The return of service filed with this court demonstrates that Hall-Moten has not properly effectuated service on Drs. Smith and Funk. The service for Dr. Funk was sent by priority mail. (Dkt. No. 5). Personal service was attempted on Dr. Smith at Statesville but was unsuccessful because he no longer workers there. The service for Dr. Smith has been referred to the U.S. Marshal. (Dkt. No. 6).

This case cannot proceed into the substance of the dispute and arrive at decision binding upon the parties until service of process has be properly effectuated under the requirements of Rule 4. Murphy Bros., Inc. v. Michetti Pipe Stringing, Inc., 526 U.S. 344, 350 (1999) ("In the absence of service of process (or waiver of service by the defendant), a court ordinarily may not exercise power over a party that the complaint names as defendant."). This court cannot excuse a plaintiff's failure to comply with the service requirements of Rule 4 regardless of whether the defendant has received actual notice or the plaintiff's pro se status. McMasters v. United States, 260 F.3d 814, 817 (7th Cir. 2001).

The proper remedy in this instance is to quash the return of service that Hall-Moten recorded with the court on September 26, 2005. (Dkt. Nos. 5, 6). Hall-Moten is within the original 120-day period allowed for service of process pursuant to Rule 4(m) and therefore Drs. Smith and Funk's request for a dismissal pursuant to Rule 12(b)(5) is denied at this time.

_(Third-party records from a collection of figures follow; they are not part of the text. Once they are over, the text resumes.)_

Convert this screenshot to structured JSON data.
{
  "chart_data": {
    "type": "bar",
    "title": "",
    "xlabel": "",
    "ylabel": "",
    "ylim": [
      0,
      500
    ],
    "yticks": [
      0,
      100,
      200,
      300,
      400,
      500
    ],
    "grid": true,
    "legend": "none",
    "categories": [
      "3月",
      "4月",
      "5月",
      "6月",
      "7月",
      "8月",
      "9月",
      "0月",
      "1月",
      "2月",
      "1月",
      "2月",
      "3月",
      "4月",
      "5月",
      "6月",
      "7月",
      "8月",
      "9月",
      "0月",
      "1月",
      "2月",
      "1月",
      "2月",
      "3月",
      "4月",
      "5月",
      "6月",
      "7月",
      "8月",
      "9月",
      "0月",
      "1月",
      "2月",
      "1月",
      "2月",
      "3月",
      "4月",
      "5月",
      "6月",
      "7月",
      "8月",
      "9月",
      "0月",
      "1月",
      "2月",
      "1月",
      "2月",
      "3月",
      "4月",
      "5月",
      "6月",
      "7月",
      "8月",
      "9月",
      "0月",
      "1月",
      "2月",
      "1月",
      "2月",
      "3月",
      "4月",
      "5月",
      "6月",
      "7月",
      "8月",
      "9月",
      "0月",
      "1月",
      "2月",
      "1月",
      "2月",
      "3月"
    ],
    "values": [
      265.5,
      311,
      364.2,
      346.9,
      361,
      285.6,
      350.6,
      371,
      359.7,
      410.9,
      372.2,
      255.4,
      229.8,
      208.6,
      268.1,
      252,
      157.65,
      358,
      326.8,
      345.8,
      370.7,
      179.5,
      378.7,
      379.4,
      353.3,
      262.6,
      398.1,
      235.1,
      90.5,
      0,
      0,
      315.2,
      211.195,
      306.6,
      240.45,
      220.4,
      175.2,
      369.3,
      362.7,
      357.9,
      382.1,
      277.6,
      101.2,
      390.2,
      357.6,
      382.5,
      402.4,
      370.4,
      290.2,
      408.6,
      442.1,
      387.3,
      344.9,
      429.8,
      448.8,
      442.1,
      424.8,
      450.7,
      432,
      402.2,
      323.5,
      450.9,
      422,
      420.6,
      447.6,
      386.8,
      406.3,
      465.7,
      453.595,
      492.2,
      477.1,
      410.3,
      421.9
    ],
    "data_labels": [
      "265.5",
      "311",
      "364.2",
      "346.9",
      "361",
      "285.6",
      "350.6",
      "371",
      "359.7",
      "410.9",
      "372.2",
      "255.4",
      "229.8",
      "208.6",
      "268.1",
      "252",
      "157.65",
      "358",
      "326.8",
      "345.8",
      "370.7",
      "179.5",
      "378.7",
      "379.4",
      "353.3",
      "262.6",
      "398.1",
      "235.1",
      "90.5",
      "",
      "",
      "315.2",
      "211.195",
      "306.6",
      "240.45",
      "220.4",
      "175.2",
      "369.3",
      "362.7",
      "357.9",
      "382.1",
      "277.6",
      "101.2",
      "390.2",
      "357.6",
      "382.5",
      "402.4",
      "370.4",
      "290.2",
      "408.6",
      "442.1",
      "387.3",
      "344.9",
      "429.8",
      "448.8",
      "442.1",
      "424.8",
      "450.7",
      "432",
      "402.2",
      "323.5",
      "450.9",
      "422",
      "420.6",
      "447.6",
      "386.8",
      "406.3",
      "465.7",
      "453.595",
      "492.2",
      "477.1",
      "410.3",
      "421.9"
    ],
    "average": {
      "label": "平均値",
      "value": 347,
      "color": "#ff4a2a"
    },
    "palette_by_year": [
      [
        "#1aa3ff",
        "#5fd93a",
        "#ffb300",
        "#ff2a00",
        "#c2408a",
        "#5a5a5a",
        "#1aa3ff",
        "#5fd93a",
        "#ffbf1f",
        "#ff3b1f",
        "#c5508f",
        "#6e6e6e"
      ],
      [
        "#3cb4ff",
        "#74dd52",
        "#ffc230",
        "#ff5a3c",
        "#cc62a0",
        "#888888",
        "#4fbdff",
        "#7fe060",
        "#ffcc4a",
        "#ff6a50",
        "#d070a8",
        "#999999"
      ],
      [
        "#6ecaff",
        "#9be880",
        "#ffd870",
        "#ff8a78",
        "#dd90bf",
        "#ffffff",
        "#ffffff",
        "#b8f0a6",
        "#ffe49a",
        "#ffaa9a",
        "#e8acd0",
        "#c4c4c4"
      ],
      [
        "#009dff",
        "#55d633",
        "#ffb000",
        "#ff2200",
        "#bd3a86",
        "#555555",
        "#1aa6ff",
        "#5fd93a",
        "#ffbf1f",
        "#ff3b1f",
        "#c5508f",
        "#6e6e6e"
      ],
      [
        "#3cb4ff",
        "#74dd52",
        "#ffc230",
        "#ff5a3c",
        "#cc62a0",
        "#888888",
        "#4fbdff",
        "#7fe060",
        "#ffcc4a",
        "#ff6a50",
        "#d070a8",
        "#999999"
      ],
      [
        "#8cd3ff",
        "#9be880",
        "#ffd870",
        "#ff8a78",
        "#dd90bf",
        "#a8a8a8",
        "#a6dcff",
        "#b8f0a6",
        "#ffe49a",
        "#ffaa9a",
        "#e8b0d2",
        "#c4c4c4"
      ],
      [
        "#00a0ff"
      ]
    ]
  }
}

This court cannot excuse the plaintiff's requirement to comply with Rule 4 and the defendants are within their rights to demand compliance with Rule 4. However, this court hopes that the defendants, who have actual notice of this lawsuit, will waive service of process and consent to this court's jurisdiction so as to allow the parties to proceed to the merits of this litigation. Additionally, the defendants' failure to agree to any future requests from Hall-Moten to waive service pursuant to Rule 4(d) could result in a later assessment of costs on the defendants.


For the reasons set forth above, defendant Illinois Department of Correction's motion to dismiss for lack of subject matter of October 7, 2005 (Dkt. No. 9), is granted. The Department of Corrections is dismissed as a defendant in this case. Defendant Drs. Funk and Smith's motions to dismiss the complaint pursuant to Rule 12(b)(5) of October 14, 2005 (Dkt. Nos. 12, 13), are denied. The return of service recorded with the court by Hall-Moten on September 26, 2005 (Dkt. No. 5, 6), is quashed. Hall-Moten's motions of October 18, 2005 and October 20, 2005 (Dkt. Nos. 15, 17, 18) are moot.

Hall-Moten must properly effectuate service of process on defendant Drs. Funk and Smith pursuant to the requirements of Rule 4 and file the return of service within 7 days thereof. This case is set for a report on status on December 20, 2005. Counsel for the remaining parties are required to attend.